The third track, “Let The World Turn,” touches on Bad Brains PMA-influenced lyrics while keep the distorted guitars and funk-informed rhythms going. With lines like, “If your dream is shattered, pick up the glass. Don’t let your head keep running, whatever’s behind you, leave it past.” You find rock music that while rooted in alienation, gives them impression of fuck the people and things that hold you down, keep moving forward. While certainly not a new revelation in music, rock or otherwise, pulling it off without tongue planted firmly in cheek or like an after school special has always proven difficult. Death is able to avoid both pitfalls on this track.

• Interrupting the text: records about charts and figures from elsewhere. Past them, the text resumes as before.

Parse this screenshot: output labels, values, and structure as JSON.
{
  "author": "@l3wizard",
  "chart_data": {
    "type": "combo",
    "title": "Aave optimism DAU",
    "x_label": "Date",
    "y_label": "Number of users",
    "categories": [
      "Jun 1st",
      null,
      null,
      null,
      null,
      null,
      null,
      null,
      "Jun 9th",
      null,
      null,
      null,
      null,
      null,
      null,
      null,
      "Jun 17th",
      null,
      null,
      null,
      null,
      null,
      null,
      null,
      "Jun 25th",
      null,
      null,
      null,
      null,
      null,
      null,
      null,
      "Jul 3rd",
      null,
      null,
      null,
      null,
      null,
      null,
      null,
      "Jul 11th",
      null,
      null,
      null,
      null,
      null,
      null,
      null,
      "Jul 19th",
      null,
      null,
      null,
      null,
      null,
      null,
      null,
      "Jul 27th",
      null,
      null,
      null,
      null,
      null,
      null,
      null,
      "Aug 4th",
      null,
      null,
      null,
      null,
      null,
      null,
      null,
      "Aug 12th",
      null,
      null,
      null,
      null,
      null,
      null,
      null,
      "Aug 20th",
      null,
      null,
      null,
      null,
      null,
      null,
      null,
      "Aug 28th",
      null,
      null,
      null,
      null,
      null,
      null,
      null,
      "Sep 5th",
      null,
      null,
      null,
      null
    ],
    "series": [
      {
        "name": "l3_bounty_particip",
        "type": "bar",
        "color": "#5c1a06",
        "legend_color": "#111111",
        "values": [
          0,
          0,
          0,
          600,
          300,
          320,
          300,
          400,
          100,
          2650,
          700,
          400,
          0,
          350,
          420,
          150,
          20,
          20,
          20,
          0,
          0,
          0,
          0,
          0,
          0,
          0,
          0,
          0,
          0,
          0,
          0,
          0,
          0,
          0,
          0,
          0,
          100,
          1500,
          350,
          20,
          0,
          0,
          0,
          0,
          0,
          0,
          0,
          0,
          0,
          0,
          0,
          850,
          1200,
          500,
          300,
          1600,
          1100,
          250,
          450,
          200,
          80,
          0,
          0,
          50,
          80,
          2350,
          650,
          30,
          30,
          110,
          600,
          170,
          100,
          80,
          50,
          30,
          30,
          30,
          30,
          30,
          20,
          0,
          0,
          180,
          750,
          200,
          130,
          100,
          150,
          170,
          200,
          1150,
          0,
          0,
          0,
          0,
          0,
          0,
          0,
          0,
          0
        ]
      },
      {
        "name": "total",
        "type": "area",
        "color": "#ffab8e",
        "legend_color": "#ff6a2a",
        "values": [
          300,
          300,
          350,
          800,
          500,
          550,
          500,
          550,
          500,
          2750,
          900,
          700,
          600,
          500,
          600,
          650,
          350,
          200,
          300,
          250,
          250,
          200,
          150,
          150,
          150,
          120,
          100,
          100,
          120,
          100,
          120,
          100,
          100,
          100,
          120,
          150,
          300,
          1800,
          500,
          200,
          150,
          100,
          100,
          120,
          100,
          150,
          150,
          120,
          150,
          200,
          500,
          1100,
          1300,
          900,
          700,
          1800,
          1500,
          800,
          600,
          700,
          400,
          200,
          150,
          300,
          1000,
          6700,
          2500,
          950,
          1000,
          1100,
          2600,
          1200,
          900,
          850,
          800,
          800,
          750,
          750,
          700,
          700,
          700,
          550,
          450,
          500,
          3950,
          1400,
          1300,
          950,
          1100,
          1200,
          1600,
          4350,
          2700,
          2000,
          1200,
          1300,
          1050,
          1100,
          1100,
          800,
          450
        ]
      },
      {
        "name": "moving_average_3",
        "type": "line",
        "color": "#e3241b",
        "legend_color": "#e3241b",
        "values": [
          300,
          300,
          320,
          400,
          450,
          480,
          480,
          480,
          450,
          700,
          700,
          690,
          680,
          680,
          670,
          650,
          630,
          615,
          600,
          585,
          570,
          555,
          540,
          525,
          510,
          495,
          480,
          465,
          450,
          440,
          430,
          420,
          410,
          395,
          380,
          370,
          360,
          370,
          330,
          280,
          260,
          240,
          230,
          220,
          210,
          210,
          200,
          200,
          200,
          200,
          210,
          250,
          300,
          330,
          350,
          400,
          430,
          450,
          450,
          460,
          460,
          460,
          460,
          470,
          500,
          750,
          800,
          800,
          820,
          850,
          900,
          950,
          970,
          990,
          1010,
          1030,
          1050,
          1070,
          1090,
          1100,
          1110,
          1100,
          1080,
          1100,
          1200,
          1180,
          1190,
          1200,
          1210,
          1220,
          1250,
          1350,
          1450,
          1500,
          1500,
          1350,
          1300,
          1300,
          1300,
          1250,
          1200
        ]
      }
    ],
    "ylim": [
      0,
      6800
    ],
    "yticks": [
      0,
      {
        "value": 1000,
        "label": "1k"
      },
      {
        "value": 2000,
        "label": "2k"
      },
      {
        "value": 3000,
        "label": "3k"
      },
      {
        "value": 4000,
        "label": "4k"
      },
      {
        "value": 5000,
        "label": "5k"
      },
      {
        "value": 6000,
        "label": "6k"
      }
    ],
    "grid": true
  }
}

The closing track, “Politicians In My Eyes,” is a classic political rock track. Not classic in the sense of Bob Dylan’s “Masters of War,” suffice to say you won’t hear this played as the backing track at a protest filled with the 50 shades of progressive gray we find in this country. It’s a classic in the sense it isn’t bound to an era or even a region of the world lyrically. When Bobby Hackney sings “They could care less about you, they could care less about me. As long as they get their end, it’s where they want to be. They’re always wearing false smiles, guess it goes with the style. Politicians in my eyes,” he’s freed himself from any of the era specific pitfalls that plague so many political rock songs throughout history.

Gauging the rating for this album is difficult, since aside from one 7-inch single none of these songs saw the light of day until the walls they would have broken down had long been turned to dust … you can’t say without this release certain bands wouldn’t exist. However, everything about this album was ahead of its time. Yes, The Stooges rocked harder, The Ramones were perhaps more influential than any band since The Beatles, and The Velvet Underground went in lyrical directions music hadn’t gone without the veil of metaphor. But, even when it was released 35 years later … it was still powerful, it was still relevant, and somehow it was still exciting. To me, that’s the making of a true classic.